Sim, Charlie fazia troça com todas as religiões. Mas o fato de seu corpo intelectual ser ateu, não significa que possa ofender quem não é.

Infelizmente, no mundo de hoje em dia, tudo se resume a, "de que lado você está", porque somos quase obrigados a estar de "algum" lado.

Não, comigo não. Eu não sou Charlie, mas também não concordo com os terroristas. Tenho cérebro, e posso usá-lo pra pensar, ponderar e refletir. 

Quem aí acha que esse recrudescimento dos governos contra os muçulmanos é uma mera consequência dos atentados, que me desculpem, mas deveria comprar alguns livros de história recente.

Não estou dizendo que seja o caso, mas há inúmeras ocorrências na história, de atentados de "menor grau" que se transformam em estopins para serem iniciadas guerras. E como sabemos, nunca é o povo que ganha uma guerra, esteja ele, do lado que estiver.
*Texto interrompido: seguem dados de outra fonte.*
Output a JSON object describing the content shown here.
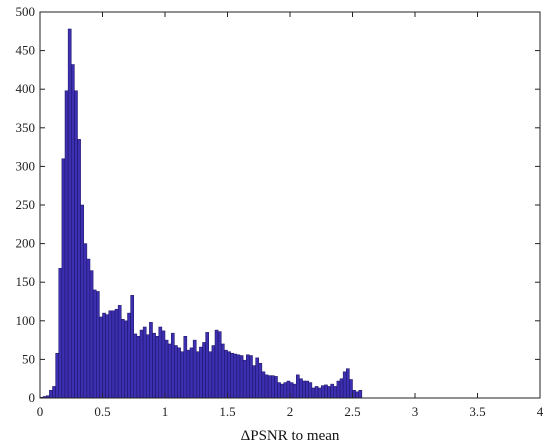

Governos ganham ou perdem guerras. O povo, perde sempre.

Os atentados de 11 de setembro, podem até não terem sido ocasionados pelo governo americano (apesar de muita gente importante achar que foram), porém, inegável que ele se aproveitou deles pra fazer o que bem quisesse, inclusive bombardear o Iraque, alegando que eles tinham armas de destruição em massa, coisa que como o planeta todo sabia, era mentira.

Após os atentados das torres gêmeas, era impossível andar numa cidade americana com um turbante islâmico na cabeça, sem ser agredido ou ofendido.

Houve uma clara distorção que confundiu as pessoas. Os muçulmanos passaram a ser confundidos com terroristas e o governo americano foi 100% responsável por esse engano.

Clamo para que o cérebro da maioria funcione. Hoje em dia é bem mais fácil rastrear a informação de quem ganha e quem perde com uma ação como essas. Ou seja, antes de ficar vestindo camisas de eu sou isso, eu sou aquilo, vale a pena dar uma rápida googleada pra se informar melhor.

Está na hora de sermos bem menos, massa de manobra, como temos sido até agora.

Condenar os atentados é uma coisa, que eu também condeno. Me incluir nesse grupo do "somos Charlies" é outra bem diferente. Apoiar eventos contra muçulmanos, então, tô fora. Mesmo que você seja ateu, não tem o direito de espinafrar e humilhar quem não é.

Eu sou cristão e condeno muito minha própria religião pelos crimes que cometeu ao longo da história, e pelo amontoado de besteiras que são faladas em cada missa dominical, mas se tem uma coisa que Cristo em pessoa, dizia (nas palavras e parábolas dele) era, respeite a todos, independente de quem são e qual fé professem. 

Mas hoje parece que o povo tem medo de não pertencer a um grupo, qualquer que seja, ele. Por isso vão se metendo em apoios insanos como esse. Não sou Charlie, e nem quero ser. Não preciso.